The pandemic has discouraged Pat McCarthy, a Lebanon resident, from making his usual twice-monthly trips from September through February to game preserves in New York or Connecticut to hunt pheasant, which he said “tastes like chicken.”
McCarthy, a cemetery sexton for the Lebanon Public Works Department, said traveling “in and out of the state” would be complicated given the city’s health protocols for employees.
“We haven’t been down at all this year because of the COVID,” McCarthy said as he helped his girlfriend’s father care for a lawn in Norwich on Saturday.
“I’d feel pretty bad if I infected guys at the shop,” he added. But, he said, being unable to go on his hunting trips has been making him “a little stir-crazy.”
Others like the Martin brothers in East Thetford have maintained most of their traditions this hunting season.
Ron Nass, a retired truck driver from Westminster, Mass., has been coming weekends to the same hunting cabin, a weather-beaten mobile home off the side of unpaved Kerwin Hill Road in Norwich, for 40 years. On Saturday, standing outside the cabin dressed in full camouflage and wearing a blue-paper facemask, Nass said that only two of the usual eight who use the cabin weren’t there because of coronavirus.
Nass said he’s been pretty much keeping to himself back home during the week in Massachusetts and hasn’t missed a weekend at the cabin in Norwich, where he feels safer with friends he trusts than he would among strangers at any rest stop on the 2¼-hour journey along the way.

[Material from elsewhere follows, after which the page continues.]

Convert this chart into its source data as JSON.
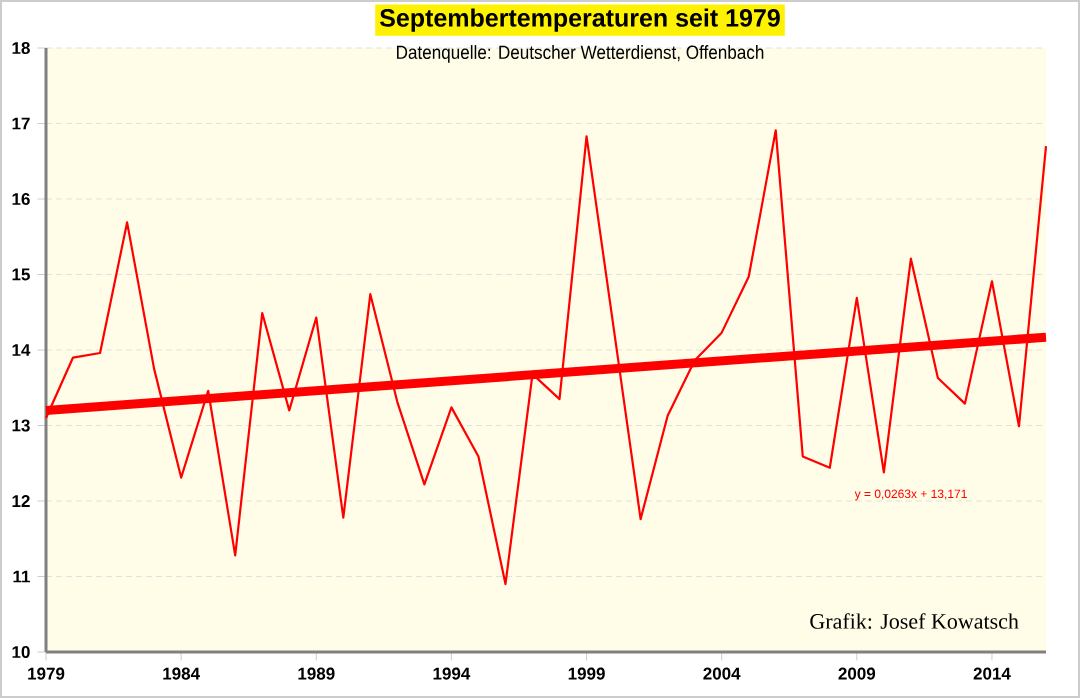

“I drive straight through and don’t stop,” said Ness, who hunts white-tailed deer during both bow and rifle seasons. He said his weekends at the hunting cabin “help me (by) just getting to see other people and hang out with them ... At least up here you are in the woods, in the outdoors and you don’t have to worry about ... meeting anyone.”
As they left Baker’s in Post Mills, the Martins said they planned to show off Drew’s buck to family, and then let it hang for a few days before cutting it up.
They’ll use the venison in tacos, as pulled venison and “pretty much anything,” Drew said. He said, “I always feel fortunate” to get a deer.